Figure 1: Process schematic for manufacturing biopharmaceuticals. Raw materials (A) and inoculating cell cultures (B) are nurtured for several days in a process tank (C). The resulting target molecule is purified from the spent media by centrifugation (D) and filtration (E). The target molecule is further purified with an affinity column (F) or chromatography (G) and lyophilized. Near infrared spectroscopic analysis can be performed automatically in real-time at all stages of the process.

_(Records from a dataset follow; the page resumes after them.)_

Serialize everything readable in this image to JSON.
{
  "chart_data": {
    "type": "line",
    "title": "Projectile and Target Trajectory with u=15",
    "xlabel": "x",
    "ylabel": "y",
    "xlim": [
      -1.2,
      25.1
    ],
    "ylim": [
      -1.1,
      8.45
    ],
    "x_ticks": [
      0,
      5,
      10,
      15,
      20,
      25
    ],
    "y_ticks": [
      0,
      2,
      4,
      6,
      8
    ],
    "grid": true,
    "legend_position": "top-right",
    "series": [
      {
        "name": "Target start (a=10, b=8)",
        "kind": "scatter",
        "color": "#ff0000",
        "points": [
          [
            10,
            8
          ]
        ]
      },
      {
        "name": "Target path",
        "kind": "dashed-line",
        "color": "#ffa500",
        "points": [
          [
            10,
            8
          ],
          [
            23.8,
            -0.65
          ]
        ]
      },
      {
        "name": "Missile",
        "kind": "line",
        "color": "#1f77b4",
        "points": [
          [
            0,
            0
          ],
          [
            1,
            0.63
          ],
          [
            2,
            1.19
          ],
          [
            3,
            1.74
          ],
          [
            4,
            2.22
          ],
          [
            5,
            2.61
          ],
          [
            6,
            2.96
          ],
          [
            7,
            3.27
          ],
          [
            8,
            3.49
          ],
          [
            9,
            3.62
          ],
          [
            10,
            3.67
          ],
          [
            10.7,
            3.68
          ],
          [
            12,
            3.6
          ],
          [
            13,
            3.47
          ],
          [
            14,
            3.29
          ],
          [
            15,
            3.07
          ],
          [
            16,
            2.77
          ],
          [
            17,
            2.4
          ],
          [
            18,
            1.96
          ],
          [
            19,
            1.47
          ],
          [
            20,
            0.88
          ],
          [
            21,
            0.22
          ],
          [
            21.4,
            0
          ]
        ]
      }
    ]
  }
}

Figure 1 represents a typical industrial-scale bioprocess system producing and purifying a target complex molecule. Raw materials (see Figure 1A) used in media preparation and culture feeding are mixed and diluted to appropriate concentrations. Inoculums containing the carefully produced and stored cell lines are grown in small containers (see Figure 1B) prior to introduction into the large-scale process tank (see Figure 1C). Depending on the process, the cells are nurtured in the tank for several days where they grow and produce the target molecule. Typically, for mammalian cells, the target molecule is a protein that is secreted out into the cell medium where it accumulates, but other expression systems such as bacterial cells, may produce and store the target molecule within inclusion bodies and require eventual break-up of the cell for recovery. After a prescribed time, the spent medium and products are withdrawn from the process tank and purified, which may involve microfiltering or centrifugation (see Figure 1D). For mammalian cells, this step is a 'soft' method so as not to disrupt the cells, as cellular debris is more difficult to remove from the target protein. The resulting material is typically concentrated approximately 10-fold by tangential flow filtration (see Figure 1E). Often, diafiltration further purifies the filtrate and places it in a binding buffer that is suitable for the subsequent chromatography step. Large low-pressure chromatography columns (see Figure 1F) containing a binding resin (frequently, Protein A in the case of antibody purification) selectively bind the target molecule and bring it out of solution. Following wash steps that are optimized for impurity removal, the columns are flushed with an elution buffer allowing the product molecule to be released and collected. Finally, polishing steps (see Figure 1G) may occur where ion and buffer exchange is performed. Otherwise, chromatography is used to separate and collect the different possible glyocoforms. This step is followed by sterile filtration, liquid fill, and lyophilization.